Infinitely Losing My Edge
Yeah, I'm losing my edge.
I'm losing my edge.
The kids are coming up from behind.
I'm losing my edge.
I'm losing my edge to the kids from Libya and from Calgary.
But I was there.
I was there in 1965.
I was there at the first Beefheart show in Lancaster.
I'm losing my edge.
I'm losing my edge to the kids whose footsteps I hear when they get on the decks.
I'm losing my edge to the internet seekers who can tell me every member of every good group from 1961 to 1975.
I'm losing my edge.
To all the kids in Hong Kong and Accra.
I'm losing my edge to the art-school Toronto kids in little jackets and borrowed nostalgia for the unremembered nineties.
I'm losing my edge.
I'm losing my edge.
I can hear the footsteps every night on the decks.
But I was there.
I was there in 1976 at the first Buzzcocks practice in a loft in Bolton.
I was working on the guitar sounds with much patience.
I was there when Holger Czukay started up his first band.
I told him, "Don't do it that way. You'll never make a dime."
I was there.
I was the first guy playing Spandau Ballet to the grime kids.
I played it at the Crocodile.
Everybody thought I was crazy.
We all know.
I was there.
I was there.
I've never been wrong.
But I'm losing my edge to better-looking people with better ideas and more talent.
And they're actually really, really nice.
I'm losing my edge.
I heard you have a compilation of every good song ever done by anybody.
Every great song by The Smiths. All the underground hits.
All The Gun Club tracks. I heard you have a vinyl of every Rakim record on German import.
I heard that you have a white label of every seminal disco hit - 1985, '86, '87.
I heard that you have a CD compilation of every good '50s cut and another box set from the '90s.
I hear you're buying a spring reverb and an arpeggiator and are throwing your macbook out the window because you want to make something real. You want to make a Matthew Bourne record.
I hear that you and your band have sold your snare and bought a clarinet.
I hear that you and your band have sold your clarinet and bought a snare.
I hear everybody that you know is more relevant than everybody that I know.
But have you seen my records?
The Dead C,
Dave Gahan,
London Community Gospel Choir,
ABBA,
Blossom Toes,
Ludus,
Grauzone,
cv313,
Panda Bear,
MDC,
Lungfish,
The Young Rascals,
Heavy D & The Boyz,
Bad Manners,
the Bar-Kays,
Maurizio,
Talk Talk,
The Misunderstood,
Roy Ayers Ubiquity,
Arthur Verocai,
Lakeside,
Roy Ayers,
Radiohead,
Beasts of Bourbon,
New Age Steppers,
Patti Smith,
The Royal Family And The Poor,
Grey Daturas,
Marine Girls,
Mr. Review,
The Cramps,
Röyhkä ja Rättö ja Lehtisalo,
The Buckinghams,
The Fire Engines,
Duran Duran,
F. McDonald,
Thinking Fellers Union Local 282,
Rekid,
Minnie Riperton,
The Tremeloes,
Junior Murvin,
The Slackers,
The Fortunes,
Gabor Szabo,
Janne Schatter,
Man Eating Sloth,
Oneida,
Big Daddy Kane,
Faraquet,
Max Romeo,
Banda Bassotti,
Clear Light,
Notorious BIG live in Amsterdam,
The Martian,
The Invisible,
Sly & The Family Stone,
Visage,
Pere Ubu,
Sex Pistols,
Eric Dolphy,
Eric B and Rakim,
Radio Birdman, Radio Birdman, Radio Birdman, Radio Birdman.

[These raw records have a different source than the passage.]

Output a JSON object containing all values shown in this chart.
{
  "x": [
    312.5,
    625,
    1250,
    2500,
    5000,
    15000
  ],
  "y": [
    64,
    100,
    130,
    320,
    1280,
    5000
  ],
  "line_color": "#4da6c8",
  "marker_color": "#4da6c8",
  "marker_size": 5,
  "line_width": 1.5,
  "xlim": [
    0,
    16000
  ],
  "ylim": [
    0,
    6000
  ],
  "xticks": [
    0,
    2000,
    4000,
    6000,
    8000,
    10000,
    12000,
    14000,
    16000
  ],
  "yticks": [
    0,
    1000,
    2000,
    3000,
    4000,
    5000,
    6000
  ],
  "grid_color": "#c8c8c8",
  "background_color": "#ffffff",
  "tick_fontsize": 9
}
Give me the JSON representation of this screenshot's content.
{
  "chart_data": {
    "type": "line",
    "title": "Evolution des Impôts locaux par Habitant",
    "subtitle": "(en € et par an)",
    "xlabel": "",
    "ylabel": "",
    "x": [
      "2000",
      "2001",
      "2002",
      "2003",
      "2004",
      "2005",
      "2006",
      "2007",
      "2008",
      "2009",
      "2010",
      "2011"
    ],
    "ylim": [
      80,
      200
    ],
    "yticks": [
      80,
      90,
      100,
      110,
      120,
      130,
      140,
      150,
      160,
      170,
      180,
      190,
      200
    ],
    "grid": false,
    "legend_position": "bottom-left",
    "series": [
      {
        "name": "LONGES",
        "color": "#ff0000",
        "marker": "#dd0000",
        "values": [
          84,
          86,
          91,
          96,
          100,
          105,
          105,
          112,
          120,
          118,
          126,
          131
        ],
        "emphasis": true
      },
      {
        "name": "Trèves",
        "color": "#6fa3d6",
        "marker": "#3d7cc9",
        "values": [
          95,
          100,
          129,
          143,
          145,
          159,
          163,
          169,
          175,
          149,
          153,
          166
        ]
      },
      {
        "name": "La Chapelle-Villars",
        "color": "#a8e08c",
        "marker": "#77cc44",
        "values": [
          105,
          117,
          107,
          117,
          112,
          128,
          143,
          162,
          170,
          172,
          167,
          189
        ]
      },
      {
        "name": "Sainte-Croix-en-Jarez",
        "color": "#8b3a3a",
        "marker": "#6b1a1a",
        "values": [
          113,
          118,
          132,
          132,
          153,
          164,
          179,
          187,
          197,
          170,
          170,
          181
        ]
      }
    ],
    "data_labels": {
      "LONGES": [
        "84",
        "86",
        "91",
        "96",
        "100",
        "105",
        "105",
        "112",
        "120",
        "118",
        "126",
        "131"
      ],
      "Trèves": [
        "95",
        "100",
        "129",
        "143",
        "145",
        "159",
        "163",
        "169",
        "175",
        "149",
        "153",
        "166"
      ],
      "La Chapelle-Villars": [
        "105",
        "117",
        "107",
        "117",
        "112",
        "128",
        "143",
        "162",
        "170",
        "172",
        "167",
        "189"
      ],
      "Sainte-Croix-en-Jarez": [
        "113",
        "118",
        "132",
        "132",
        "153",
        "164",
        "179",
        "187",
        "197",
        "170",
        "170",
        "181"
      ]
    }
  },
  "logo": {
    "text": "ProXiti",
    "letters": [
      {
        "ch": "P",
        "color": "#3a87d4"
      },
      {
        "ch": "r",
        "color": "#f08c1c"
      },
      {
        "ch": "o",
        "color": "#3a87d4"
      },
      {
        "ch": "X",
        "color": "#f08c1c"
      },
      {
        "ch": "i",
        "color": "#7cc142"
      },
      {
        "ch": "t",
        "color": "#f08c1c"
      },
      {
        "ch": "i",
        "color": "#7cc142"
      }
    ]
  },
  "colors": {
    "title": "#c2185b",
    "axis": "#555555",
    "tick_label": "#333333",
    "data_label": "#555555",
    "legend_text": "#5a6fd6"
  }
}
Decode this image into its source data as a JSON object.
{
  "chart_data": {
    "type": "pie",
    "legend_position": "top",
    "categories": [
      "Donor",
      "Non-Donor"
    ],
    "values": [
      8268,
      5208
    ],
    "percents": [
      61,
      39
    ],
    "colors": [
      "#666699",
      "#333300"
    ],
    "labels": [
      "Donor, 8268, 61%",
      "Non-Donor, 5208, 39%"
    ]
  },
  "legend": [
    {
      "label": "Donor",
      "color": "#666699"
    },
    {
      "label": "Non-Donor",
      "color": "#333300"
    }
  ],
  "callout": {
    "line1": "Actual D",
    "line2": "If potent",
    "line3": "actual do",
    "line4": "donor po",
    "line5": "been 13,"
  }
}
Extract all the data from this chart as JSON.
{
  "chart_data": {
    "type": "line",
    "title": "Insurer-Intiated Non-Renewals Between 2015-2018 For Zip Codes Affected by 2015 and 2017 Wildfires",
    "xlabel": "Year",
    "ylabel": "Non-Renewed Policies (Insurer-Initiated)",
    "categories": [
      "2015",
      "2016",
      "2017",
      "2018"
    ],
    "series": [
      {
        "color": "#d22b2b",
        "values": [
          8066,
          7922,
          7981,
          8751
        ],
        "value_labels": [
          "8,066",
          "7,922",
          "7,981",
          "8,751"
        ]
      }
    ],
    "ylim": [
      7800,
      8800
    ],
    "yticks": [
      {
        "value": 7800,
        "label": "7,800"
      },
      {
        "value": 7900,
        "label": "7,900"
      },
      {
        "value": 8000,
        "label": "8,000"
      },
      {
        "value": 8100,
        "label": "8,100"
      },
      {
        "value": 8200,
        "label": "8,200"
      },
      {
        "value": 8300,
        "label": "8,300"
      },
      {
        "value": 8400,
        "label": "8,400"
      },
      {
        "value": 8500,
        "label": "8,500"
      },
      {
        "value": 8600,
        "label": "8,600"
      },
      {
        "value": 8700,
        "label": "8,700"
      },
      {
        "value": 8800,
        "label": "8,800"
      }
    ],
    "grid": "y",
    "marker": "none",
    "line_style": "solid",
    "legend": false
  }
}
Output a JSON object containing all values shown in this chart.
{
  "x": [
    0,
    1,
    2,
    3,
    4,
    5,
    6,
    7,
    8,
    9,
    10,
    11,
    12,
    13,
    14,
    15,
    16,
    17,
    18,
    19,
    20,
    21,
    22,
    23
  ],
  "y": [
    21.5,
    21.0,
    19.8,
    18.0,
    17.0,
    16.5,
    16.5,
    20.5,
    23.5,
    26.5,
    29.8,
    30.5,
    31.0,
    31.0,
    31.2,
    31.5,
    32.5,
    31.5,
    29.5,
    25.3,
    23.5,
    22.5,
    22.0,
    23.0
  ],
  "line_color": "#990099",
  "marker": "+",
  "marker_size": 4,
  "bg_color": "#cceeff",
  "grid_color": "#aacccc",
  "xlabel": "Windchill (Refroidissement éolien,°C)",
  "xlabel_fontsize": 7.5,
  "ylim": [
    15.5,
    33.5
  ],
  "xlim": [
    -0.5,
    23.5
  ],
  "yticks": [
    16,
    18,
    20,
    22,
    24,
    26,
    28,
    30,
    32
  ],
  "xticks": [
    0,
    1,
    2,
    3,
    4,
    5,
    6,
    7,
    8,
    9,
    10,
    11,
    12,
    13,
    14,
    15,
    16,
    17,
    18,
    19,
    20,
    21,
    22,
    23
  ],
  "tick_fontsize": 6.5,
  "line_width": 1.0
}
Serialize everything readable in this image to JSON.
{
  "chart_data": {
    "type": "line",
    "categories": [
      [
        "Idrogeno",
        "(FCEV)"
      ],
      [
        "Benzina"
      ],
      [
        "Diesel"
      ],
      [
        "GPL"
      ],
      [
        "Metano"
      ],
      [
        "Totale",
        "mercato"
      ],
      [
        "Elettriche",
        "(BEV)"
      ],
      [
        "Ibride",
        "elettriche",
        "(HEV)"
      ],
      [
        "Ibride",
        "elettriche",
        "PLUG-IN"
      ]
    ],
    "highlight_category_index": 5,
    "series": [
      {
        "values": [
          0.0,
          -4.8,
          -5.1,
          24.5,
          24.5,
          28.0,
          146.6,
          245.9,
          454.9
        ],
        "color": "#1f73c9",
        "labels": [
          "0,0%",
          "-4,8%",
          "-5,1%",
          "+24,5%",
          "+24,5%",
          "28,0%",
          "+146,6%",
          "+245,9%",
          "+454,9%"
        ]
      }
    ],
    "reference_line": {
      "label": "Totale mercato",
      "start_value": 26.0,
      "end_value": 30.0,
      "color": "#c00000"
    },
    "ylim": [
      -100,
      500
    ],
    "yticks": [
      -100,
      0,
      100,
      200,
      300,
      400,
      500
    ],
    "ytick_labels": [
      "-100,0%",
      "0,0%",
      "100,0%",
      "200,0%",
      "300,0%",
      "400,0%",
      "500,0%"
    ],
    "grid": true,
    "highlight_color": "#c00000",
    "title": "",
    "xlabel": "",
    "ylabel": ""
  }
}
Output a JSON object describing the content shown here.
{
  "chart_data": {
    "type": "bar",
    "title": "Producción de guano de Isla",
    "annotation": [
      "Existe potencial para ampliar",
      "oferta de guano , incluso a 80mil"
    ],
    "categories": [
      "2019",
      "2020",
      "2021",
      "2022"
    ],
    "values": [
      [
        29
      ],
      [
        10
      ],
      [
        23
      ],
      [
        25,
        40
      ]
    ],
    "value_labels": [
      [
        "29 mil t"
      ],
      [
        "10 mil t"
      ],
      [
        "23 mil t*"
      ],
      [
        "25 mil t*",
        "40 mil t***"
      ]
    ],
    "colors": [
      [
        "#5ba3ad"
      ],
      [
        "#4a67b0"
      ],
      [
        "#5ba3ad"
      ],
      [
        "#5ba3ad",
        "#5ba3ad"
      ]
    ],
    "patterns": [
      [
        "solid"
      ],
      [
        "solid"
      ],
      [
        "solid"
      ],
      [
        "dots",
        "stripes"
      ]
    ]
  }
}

You don't know what you really want.
You don't know what you really want.
You don't know what you really want.
You don't know what you really want.
You don't know what you really want.
You don't know what you really want.
You don't know what you really want.
You don't know what you really want.
You don't know what you really want.
You don't know what you really want.
You don't know what you really want.
You don't know what you really want.
You don't know what you really want.
You don't know what you really want.
You don't know what you really want.